The Stephen F. Austin Lumberjacks basketball team is the men's basketball team that represents Stephen F. Austin State University (popularly abbreviated as SFA) in Nacogdoches, Texas, United States. (All SFA women's teams are known as Ladyjacks.)

History

In the 2013–2014 season the men's basketball team had its most successful year in more than 2 decades going 32–3 in the regular season and 18–0 in conference play. They won 29 games in a row including the conference semi-final and finals and the second round of the NCAA Tournament. SFA repeated the same feat in their 2015–2016 season by going 18–0 in conference and reaching the second round of the NCAA once again.

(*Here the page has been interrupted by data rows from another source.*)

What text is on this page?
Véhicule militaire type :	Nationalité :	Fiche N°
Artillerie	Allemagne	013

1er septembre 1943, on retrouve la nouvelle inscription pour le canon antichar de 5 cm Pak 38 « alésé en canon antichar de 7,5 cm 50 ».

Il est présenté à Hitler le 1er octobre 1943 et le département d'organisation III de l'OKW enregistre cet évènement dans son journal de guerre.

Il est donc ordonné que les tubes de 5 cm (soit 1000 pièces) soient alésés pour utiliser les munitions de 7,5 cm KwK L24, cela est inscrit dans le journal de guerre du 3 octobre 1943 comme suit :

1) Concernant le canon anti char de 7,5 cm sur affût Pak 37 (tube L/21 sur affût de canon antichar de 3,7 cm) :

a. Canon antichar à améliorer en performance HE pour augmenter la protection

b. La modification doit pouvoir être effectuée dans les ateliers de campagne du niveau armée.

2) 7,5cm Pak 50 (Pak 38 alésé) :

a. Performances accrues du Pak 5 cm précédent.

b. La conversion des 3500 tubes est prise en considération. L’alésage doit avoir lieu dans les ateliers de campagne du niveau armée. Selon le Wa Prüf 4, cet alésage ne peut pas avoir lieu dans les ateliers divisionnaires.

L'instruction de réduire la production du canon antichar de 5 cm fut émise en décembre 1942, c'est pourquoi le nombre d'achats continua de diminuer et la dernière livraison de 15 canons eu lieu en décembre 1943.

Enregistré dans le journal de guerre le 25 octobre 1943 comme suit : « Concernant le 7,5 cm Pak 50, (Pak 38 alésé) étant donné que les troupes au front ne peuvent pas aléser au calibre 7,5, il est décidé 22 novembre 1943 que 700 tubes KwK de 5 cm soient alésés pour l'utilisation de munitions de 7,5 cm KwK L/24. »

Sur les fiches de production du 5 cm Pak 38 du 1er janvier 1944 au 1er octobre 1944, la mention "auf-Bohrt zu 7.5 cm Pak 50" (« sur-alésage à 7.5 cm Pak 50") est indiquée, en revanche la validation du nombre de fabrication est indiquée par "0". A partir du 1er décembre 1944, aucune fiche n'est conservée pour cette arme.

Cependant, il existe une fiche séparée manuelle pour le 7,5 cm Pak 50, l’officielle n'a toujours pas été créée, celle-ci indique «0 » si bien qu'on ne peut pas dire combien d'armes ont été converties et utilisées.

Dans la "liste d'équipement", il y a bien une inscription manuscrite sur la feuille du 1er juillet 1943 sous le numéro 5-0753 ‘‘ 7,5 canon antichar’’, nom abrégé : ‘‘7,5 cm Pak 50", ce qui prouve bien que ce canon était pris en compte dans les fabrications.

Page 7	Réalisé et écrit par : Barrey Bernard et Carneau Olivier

On May 20, 2020, following the discovery of an administrative error in certifying eligibility for student-athletes, Stephen F. Austin reached an agreement with the NCAA to vacate hundreds of wins across multiple sports from 2013 to 2019, including all 117 men's basketball wins from the 2014–15 to 2018–19 seasons. As a result, three NCAA tournament appearances and three Southland conference titles were nullified.

SFA is one of four schools, all from Texas, that left the Southland Conference on July 1, 2021 to join the Western Athletic Conference (WAC). SFA had previously played in the Southland Conference since the 1987–88 season.

Postseason appearances

NCAA tournament results
The Lumberjacks have appeared in five NCAA Tournaments. Their combined record is 2–5; however, as a result of their three vacated appearances, they have an "official" record of 1–2.

NIT results
The Lumberjacks have appeared in three National Invitation Tournaments (NIT). Their combined record is 1–3.

CBI results
The Lumberjacks have appeared in the College Basketball Invitational (CBI) once. Their record is 0–1.

CIT results
The Lumberjacks have appeared in one CollegeInsider.com Postseason Tournament (CIT). Their record is 0–1.

Lumberjacks in the NBA
3 former Stephen F. Austin players have played at least one game in the NBA.